Using Q1 2012 market share, subsidy, purchasing power data and statistical analysis, Sameer managed to come to the following conclusion about the connection between the three variables mentioned (mind you the analysis was conducted using last year's data when iPhone's market share was still significantly higher than it is to date):
Based on the outputs of our regression analysis, we see that the iPhone's market share is heavily dependent on carrier subsidies but, interestingly, does not depend on purchasing power in a given country. More than 70% of the variation in the iPhone's market share can be explained exclusively by carrier subsidies. This figure improves to more than 80% if we consider NPD's US market share figures, which not only proves the dependence of the iPhone's market share on carrier subsidies, but also that our model is fairly accurate*. We have also been able to prove that carrier subsidies have no impact on the market share of Android smartphones.
You can find more interesting points in his article such as this following gem:
Using the derived coefficients from the regression analysis, we can derive an estimation of the iPhone's market share in any country:
iPhone Market Share = 6.3% + 0.305 x Subsidy Index
The intercept of 6.3% gives us an indication of the impact of Apple's brand strength on its market share and a rough estimate of the expected market share in a world without carrier subsidies. Clearly, this is far lower than the impact carrier subsidies have on its market share.

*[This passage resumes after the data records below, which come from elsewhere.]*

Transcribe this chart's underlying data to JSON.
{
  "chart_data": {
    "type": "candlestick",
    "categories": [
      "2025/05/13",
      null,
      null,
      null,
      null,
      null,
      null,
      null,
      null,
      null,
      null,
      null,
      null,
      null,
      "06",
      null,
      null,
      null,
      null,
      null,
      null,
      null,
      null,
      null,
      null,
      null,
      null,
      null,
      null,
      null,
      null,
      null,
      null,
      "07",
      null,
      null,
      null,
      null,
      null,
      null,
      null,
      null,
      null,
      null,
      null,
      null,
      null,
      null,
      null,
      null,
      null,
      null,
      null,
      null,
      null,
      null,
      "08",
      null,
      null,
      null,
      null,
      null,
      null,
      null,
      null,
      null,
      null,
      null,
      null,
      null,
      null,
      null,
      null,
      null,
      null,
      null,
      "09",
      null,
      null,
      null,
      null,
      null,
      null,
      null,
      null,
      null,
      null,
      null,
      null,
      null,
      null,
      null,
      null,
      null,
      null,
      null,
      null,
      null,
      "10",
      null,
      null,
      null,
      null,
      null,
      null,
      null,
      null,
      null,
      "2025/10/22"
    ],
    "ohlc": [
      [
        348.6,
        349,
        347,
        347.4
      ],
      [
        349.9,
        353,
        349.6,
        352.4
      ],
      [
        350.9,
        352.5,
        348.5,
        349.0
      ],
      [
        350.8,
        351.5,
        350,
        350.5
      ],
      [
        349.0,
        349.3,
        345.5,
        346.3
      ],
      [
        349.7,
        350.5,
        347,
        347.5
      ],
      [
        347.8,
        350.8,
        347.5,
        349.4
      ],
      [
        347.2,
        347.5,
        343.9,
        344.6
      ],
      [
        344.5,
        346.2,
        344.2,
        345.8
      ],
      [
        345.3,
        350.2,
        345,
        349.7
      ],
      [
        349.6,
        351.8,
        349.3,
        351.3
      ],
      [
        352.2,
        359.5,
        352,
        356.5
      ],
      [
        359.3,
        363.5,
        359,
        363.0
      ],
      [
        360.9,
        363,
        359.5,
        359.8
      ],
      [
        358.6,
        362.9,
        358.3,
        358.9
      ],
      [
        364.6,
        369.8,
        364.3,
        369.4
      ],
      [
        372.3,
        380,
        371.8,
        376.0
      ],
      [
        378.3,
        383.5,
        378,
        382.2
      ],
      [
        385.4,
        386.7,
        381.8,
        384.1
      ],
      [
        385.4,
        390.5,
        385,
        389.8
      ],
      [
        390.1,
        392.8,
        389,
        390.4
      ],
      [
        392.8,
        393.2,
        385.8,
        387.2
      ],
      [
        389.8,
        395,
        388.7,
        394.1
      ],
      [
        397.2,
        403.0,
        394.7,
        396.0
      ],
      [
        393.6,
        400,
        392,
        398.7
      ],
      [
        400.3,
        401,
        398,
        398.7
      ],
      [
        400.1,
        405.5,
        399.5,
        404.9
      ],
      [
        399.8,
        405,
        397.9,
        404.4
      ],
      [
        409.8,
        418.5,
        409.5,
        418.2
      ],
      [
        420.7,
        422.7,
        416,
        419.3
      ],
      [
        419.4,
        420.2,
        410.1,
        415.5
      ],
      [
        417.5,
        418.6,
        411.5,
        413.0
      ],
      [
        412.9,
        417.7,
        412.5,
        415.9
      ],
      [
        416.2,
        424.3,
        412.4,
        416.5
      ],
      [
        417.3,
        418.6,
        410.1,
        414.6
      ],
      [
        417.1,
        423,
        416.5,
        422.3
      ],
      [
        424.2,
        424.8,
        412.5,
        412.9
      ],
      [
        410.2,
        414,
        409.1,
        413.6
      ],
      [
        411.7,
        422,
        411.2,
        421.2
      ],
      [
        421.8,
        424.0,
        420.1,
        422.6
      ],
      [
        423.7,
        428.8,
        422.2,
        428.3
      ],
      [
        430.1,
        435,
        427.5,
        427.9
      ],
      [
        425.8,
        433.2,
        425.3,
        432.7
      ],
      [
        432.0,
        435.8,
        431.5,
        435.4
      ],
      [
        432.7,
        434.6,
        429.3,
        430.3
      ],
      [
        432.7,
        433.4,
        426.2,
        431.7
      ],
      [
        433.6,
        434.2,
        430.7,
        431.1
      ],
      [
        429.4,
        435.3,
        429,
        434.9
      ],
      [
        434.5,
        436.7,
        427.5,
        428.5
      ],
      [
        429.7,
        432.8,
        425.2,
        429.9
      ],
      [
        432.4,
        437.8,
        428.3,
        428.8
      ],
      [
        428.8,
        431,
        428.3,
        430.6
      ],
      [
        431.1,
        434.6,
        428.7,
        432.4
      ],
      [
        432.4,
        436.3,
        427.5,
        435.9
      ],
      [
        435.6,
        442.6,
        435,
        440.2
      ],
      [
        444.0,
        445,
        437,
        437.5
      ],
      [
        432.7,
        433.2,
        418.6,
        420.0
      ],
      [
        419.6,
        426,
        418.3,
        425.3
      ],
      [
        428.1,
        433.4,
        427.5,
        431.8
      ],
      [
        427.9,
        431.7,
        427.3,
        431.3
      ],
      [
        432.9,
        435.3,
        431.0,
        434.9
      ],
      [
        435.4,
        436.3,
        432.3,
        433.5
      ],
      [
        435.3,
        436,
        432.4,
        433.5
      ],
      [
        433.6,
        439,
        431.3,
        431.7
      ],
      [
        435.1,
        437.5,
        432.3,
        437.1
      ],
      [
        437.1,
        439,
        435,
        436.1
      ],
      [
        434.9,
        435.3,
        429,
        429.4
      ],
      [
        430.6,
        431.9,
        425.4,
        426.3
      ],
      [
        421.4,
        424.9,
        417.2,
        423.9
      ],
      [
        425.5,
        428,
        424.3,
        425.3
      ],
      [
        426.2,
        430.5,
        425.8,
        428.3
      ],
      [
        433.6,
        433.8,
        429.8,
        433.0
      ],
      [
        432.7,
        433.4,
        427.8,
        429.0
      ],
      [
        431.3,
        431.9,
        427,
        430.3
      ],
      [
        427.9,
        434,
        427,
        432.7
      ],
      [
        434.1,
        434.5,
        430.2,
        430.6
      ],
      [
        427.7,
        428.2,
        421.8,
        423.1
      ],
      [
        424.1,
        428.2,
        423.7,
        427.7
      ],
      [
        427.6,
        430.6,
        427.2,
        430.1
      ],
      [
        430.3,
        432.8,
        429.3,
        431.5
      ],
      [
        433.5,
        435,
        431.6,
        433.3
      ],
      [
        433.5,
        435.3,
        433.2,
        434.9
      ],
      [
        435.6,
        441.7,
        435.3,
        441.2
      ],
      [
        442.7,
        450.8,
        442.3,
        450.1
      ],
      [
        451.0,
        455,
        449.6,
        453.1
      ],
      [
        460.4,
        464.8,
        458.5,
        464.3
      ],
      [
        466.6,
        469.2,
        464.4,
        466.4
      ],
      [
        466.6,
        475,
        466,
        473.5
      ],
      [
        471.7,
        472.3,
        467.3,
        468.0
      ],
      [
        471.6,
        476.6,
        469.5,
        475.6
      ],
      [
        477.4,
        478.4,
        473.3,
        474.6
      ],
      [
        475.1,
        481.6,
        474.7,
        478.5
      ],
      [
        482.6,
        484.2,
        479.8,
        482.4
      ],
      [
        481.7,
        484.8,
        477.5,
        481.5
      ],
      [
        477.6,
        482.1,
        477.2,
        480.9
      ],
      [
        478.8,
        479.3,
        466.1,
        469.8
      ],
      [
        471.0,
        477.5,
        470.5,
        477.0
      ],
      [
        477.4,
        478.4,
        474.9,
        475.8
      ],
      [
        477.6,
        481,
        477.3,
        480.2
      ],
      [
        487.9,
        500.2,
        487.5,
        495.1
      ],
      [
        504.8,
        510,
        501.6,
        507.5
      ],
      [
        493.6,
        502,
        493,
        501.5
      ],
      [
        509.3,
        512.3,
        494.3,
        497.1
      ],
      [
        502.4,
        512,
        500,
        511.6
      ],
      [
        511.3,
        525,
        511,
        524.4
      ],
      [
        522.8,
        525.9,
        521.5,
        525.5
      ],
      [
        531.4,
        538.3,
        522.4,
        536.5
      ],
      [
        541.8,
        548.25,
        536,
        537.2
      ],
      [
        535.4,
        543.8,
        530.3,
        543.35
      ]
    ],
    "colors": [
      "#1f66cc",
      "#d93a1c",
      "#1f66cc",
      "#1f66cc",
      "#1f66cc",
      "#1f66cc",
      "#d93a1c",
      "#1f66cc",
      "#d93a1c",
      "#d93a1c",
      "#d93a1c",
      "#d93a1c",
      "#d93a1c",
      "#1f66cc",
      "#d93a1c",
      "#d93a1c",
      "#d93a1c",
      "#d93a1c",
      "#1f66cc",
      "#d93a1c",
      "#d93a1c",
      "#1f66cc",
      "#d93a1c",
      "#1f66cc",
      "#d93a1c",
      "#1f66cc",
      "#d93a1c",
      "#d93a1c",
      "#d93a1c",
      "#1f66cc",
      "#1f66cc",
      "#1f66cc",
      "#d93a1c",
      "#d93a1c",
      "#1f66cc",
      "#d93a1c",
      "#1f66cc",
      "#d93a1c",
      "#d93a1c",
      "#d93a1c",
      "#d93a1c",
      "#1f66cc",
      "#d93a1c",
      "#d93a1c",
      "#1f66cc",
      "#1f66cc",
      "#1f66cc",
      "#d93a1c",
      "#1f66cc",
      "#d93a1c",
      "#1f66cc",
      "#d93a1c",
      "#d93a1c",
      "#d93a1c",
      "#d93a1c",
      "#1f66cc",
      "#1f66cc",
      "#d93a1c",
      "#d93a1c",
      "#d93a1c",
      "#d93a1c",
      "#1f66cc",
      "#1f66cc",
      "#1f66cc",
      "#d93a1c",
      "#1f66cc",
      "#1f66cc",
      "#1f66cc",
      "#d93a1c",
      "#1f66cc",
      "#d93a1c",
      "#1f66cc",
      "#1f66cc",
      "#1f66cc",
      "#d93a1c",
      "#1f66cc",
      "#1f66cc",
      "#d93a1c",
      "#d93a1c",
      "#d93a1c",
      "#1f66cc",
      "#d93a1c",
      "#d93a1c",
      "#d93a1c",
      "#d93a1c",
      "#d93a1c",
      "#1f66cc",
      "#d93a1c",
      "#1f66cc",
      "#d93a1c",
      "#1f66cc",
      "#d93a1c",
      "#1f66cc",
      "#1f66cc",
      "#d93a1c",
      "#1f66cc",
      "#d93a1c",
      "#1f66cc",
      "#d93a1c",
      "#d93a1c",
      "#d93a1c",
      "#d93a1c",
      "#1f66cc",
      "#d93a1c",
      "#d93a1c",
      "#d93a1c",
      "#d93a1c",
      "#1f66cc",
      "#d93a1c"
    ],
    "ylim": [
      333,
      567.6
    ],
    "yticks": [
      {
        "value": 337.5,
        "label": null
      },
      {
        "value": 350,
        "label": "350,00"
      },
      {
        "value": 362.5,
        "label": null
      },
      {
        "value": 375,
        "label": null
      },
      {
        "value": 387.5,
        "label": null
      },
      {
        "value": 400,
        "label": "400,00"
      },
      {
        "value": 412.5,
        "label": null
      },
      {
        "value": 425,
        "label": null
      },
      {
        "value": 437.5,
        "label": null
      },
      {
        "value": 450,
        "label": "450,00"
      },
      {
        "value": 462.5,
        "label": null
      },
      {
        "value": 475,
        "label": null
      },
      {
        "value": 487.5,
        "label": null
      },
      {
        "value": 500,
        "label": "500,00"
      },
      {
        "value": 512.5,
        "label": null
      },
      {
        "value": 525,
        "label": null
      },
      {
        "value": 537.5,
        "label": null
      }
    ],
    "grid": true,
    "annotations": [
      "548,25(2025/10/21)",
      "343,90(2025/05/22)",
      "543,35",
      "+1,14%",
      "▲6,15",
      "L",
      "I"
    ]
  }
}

The value of the intercept may not necessarily be accurate as it may depend on the brand loyalty for Apple in that particular country as compared to other manufacturers. But the model can accurately estimate the impact of changes in carrier subsidies on the iPhone's market share. For the US market, this translates into the iPhone losing roughly 4-5% in market share for every $100 reduction in carrier subsidies.
So basically, if we take subsidy out of the equation, the highest market share that we can expect from the iPhone is 6.3%. Remember this analysis was done using last years data.
Of course one can argue that it is silly to think that carriers will ever stop subsidizing smartphone prices; that subsidy will always be there because that's how they've been making their money all this time.
This argument, totally disregarded the fact that some markets have stopped using the subsidy model (Spain is an example, as does T-mobile's recent moves in the US) and most of the emerging markets where most of the worlds population live have never heard of subsidized plans.
But that's an issue for another day.
The thing is, even if we assume that subsidized markets will continue to be subsidized indefinitely, the iPhone is still in very deep trouble. Here's why:
We have established that the iPhone's market share is heavily dependent on the amount of subsidy it is given.
Well, subsidy is given in developed markets where the smartphone market had matured, thus growth had slowed down and will only continue to go down.
The only place where manufacturers can still see growth is in the emerging markets and we know that smartphone prices are not subsidized in these markets.
Hence, the deep trouble the iPhone is in.
PS: it would be great if +Sameer Singh can update his analysis using this years data.